Search code examples
c++regex-group

C++ regex capture is dropping last char in email validator


C++ Shell Online Execution Link: http://cpp.sh/5z2uq

I am writing a regex to validate an email ID which can have multiple dots and plus characters in its local name and can only have one dot in the domain name.

The problem I'm facing now is in capture group. My domain name capture, i.e. group #2 is working as expected, as seen in the output. But, when I try to capture local name i.e. group #1,

it is not supposed to capture anything past the '+' sign not including '+', and after capturing local name, output has a missing last character.

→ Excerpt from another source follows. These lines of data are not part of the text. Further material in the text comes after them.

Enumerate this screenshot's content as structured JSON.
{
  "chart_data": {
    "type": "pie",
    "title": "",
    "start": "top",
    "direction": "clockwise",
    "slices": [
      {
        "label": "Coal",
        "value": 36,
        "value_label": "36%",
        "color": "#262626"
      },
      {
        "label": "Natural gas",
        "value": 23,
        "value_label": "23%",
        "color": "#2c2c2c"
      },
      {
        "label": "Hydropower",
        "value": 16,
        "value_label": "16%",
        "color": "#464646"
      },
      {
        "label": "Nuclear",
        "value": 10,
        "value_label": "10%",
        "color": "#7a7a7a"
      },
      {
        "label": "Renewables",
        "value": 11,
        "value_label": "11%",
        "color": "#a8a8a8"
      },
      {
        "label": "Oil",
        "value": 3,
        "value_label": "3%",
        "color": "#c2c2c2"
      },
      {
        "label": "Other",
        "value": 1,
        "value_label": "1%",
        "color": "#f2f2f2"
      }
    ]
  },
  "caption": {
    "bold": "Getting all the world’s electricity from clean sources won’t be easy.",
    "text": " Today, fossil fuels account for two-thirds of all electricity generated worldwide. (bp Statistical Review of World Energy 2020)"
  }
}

Please take a look at my C++ regex code:

#include <iostream>
#include <regex>
using namespace std;
int main()
{
    string str;
    vector<string> emails = {
            "local@domain.com",
            "local.constant@domain.com",
            "local+addon@domain.com",
            "local.constant+addon@domain.com",
            "local@domain.c.o.m"
        };

    for(auto ele : emails)
    {
        str = ele;
        
        regex e("([\\w+\\.]+)\\+*[\\+\\w]+\\@([\\w]+\\.[\\w]+)$");
        smatch parts;
        bool match = regex_match(str,parts,e);
        
        if(match==true)
        {
            cout << "Local  : " << parts.str(1) << endl;
            cout << "Domain : " << parts.str(2) << endl;
            cout << "Valid Email ID: " << ele << endl << endl;
        }
        else
        {
            cout << "Invalid Email ID: " << ele << endl << endl;
        }
    }

    return 0;
}

Output:

Local : loca
Domain : domain.com
Valid Email ID: local@domain.com

Local : local.constan
Domain : domain.com
Valid Email ID: local.constant@domain.com

Local : local+addo
Domain : domain.com
Valid Email ID: local+addon@domain.com

Local : local.constant+addo
Domain : domain.com
Valid Email ID: local.constant+addon@domain.com

Invalid Email ID: local@domain.c.o.m

Notice how, in the local variable, my regex group capture is dropping the last character.

Questions:

  1. How do I group capture till the '+' sign
  2. How do I make the group capture not drop the last character?

Solution

  • You can use this expression:

    "([\\w.]+)(?:\\+[\\w]+)*\\@([\\w]+\\.[\\w]+)$"
    

    The first part ([\\w.]+) matches the Local part (i.e. any word character or dot)
    The second part (?:\\+[\\w]+)* denotes a non-capturing group repeated 0 or more times (matching a plus sign folowed by one or more word characters).
    The third part \\@ matches the @ character.
    The last part ([\\w]+\\.[\\w]+) matches the Domain part (i.e. two words separated with one dot), which you got right.